The third developer preview release of Mac OS X Lion reverts an experimental change in how tabbed panes are drawn and animated, dropping a iOS-like slider animation to present the active tab as simply a depressed button.

Apple is retaining Lion's toned down new version of its Aqua design language, which strips much of the bright blue highlighting and bubbly interface controls such as buttons and window navigation arrows, the omission of which tend to make Mac OS X look more cohesively related to iOS.

However, Lion's new sliding pane tabs, which originally appeared to make the control function like a physically raised button that slid into place on a click (as depicted below) have been revised in Lion DP3 to work, but not look, more like the existing controls in Snow Leopard.
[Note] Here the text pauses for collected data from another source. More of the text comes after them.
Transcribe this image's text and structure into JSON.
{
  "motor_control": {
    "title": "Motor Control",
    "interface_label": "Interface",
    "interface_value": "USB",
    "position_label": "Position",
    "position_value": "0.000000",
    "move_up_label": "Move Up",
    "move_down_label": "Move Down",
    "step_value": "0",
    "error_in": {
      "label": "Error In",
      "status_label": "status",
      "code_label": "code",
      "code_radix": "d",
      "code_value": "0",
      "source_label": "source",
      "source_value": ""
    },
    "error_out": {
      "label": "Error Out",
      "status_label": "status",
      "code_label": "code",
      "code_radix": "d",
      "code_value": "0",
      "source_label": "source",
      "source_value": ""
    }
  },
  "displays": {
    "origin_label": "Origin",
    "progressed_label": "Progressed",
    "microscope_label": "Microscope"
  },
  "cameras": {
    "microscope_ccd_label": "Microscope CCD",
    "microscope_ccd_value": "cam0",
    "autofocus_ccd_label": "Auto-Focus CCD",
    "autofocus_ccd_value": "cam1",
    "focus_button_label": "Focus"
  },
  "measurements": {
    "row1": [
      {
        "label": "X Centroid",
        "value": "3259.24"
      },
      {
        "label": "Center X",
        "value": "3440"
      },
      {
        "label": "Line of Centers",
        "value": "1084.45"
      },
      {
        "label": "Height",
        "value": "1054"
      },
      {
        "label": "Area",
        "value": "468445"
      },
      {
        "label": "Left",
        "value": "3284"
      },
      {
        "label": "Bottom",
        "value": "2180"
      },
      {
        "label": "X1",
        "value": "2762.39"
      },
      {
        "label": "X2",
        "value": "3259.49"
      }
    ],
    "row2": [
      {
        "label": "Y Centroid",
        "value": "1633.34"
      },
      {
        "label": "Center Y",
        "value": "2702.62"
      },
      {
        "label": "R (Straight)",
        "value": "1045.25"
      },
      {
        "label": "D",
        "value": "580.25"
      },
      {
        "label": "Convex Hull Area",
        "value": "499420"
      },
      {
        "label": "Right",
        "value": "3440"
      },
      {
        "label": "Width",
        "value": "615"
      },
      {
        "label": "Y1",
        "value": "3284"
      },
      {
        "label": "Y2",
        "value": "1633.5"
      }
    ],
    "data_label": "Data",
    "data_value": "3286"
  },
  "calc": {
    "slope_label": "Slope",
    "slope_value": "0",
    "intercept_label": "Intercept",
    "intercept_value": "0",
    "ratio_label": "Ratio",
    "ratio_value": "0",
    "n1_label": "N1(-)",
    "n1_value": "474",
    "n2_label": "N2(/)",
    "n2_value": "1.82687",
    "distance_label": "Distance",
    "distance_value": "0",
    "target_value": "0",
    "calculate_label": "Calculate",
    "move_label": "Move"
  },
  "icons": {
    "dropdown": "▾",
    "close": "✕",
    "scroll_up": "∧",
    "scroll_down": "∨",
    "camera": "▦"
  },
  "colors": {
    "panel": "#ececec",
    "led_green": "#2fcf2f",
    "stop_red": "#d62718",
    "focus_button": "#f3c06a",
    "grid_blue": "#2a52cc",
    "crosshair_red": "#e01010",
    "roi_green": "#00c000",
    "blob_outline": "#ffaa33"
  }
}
Rather than adopting a bright blue highlight, the selected tab section is now drawn as if it were depressed inward, with a dark background and high contrast, white lettering. The Security & Privacy pane below shows the difference between the current Aqua look, the original Lion appearance, and the revised new design in Lion DP3.

The overall look of the new tab controls when they appear in nestled panes is portrayed below, comparing the Speech pane in Snow Leopard with the revised appearance of Lion DP3. The graphics also depict the loss of colored highlighting throughout the interface, and flatter, round radio button controls as opposed to the "candy drop" bubbles introduced by Aqua.